This model is a quantized NVFP4 MLX variant of LiquidAI/LFM2.5‑8B‑A1B‑MLX‑bf16, created by LiquidAI. Original model licensed under the LiquidAI Model License.

NVFP4 MLX Quantization — Performance & Quality

This model is a 4‑bit NVFP4 MLX‑quantized variant of the original BF16 LFM2.5‑8B‑A1B model. NVFP4 is MLX’s optimized 4‑bit format designed for efficient inference on Apple Silicon GPUs.

Why NVFP4?

NVFP4 reduces memory usage by ~65% and increases generation speed by ~1.6–1.8× on M‑series chips, while preserving most of the model’s quality.

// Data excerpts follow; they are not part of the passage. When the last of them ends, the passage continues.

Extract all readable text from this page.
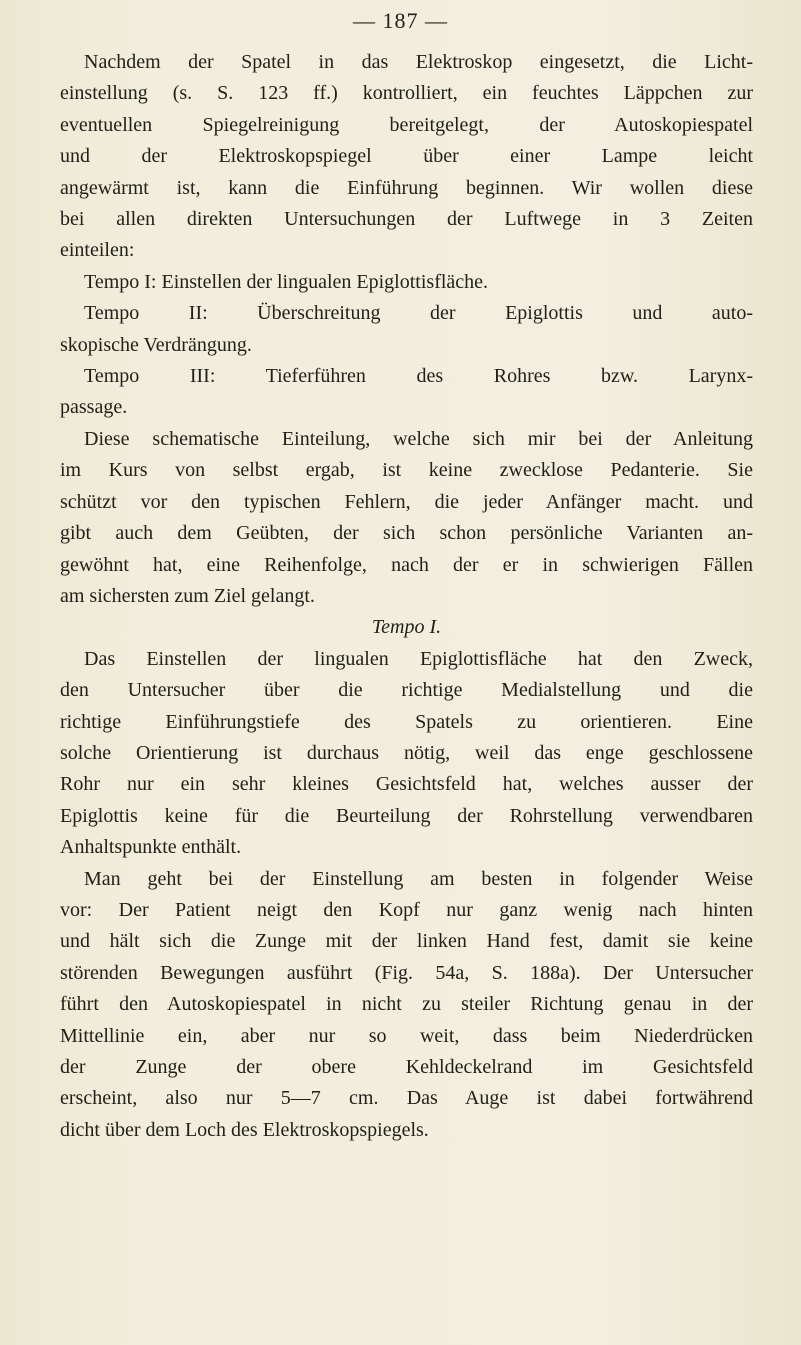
— 187 —

Nachdem der Spatel in das Elektroskop eingesetzt, die Licht-

einstellung (s. S. 123 ff.) kontrolliert, ein feuchtes Läppchen zur

eventuellen Spiegelreinigung bereitgelegt, der Autoskopiespatel

und der Elektroskopspiegel über einer Lampe leicht

angewärmt ist, kann die Einführung beginnen. Wir wollen diese

bei allen direkten Untersuchungen der Luftwege in 3 Zeiten

einteilen:

Tempo I: Einstellen der lingualen Epiglottisfläche.

Tempo II: Überschreitung der Epiglottis und auto-

skopische Verdrängung.

Tempo III: Tieferführen des Rohres bzw. Larynx-

passage.

Diese schematische Einteilung, welche sich mir bei der Anleitung

im Kurs von selbst ergab, ist keine zwecklose Pedanterie. Sie

schützt vor den typischen Fehlern, die jeder Anfänger macht. und

gibt auch dem Geübten, der sich schon persönliche Varianten an-

gewöhnt hat, eine Reihenfolge, nach der er in schwierigen Fällen

am sichersten zum Ziel gelangt.

Tempo I.

Das Einstellen der lingualen Epiglottisfläche hat den Zweck,

den Untersucher über die richtige Medialstellung und die

richtige Einführungstiefe des Spatels zu orientieren. Eine

solche Orientierung ist durchaus nötig, weil das enge geschlossene

Rohr nur ein sehr kleines Gesichtsfeld hat, welches ausser der

Epiglottis keine für die Beurteilung der Rohrstellung verwendbaren

Anhaltspunkte enthält.

Man geht bei der Einstellung am besten in folgender Weise

vor: Der Patient neigt den Kopf nur ganz wenig nach hinten

und hält sich die Zunge mit der linken Hand fest, damit sie keine

störenden Bewegungen ausführt (Fig. 54a, S. 188a). Der Untersucher

führt den Autoskopiespatel in nicht zu steiler Richtung genau in der

Mittellinie ein, aber nur so weit, dass beim Niederdrücken

der Zunge der obere Kehldeckelrand im Gesichtsfeld

erscheint, also nur 5—7 cm. Das Auge ist dabei fortwährend

dicht über dem Loch des Elektroskopspiegels.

Performance Comparison (Representative MLX Benchmarks)

Metric	BF16	NVFP4	Notes
Memory usage	~15 GB	~5 GB	Fits on 16 GB Macs
Token speed (M5 Max)	~41 tok/s	~72 tok/s	~1.75× faster
Perplexity	1.00×	1.02–1.03×	~2–3% degradation
Output quality	Baseline	~95–98% identical	Minor reasoning loss

Pros

Much lower memory footprint
Faster inference on macOS
Lower power usage
Ideal for laptops and smaller RAM configs

Cons

Slight quality degradation (1–3%)
Not suitable for fine‑tuning
Slightly more drift in very long generations

Practical Impact

For chat, summarization, and coding, NVFP4 behaves almost identically to the BF16 model.
For math/logic‑heavy tasks, BF16 remains slightly more accurate.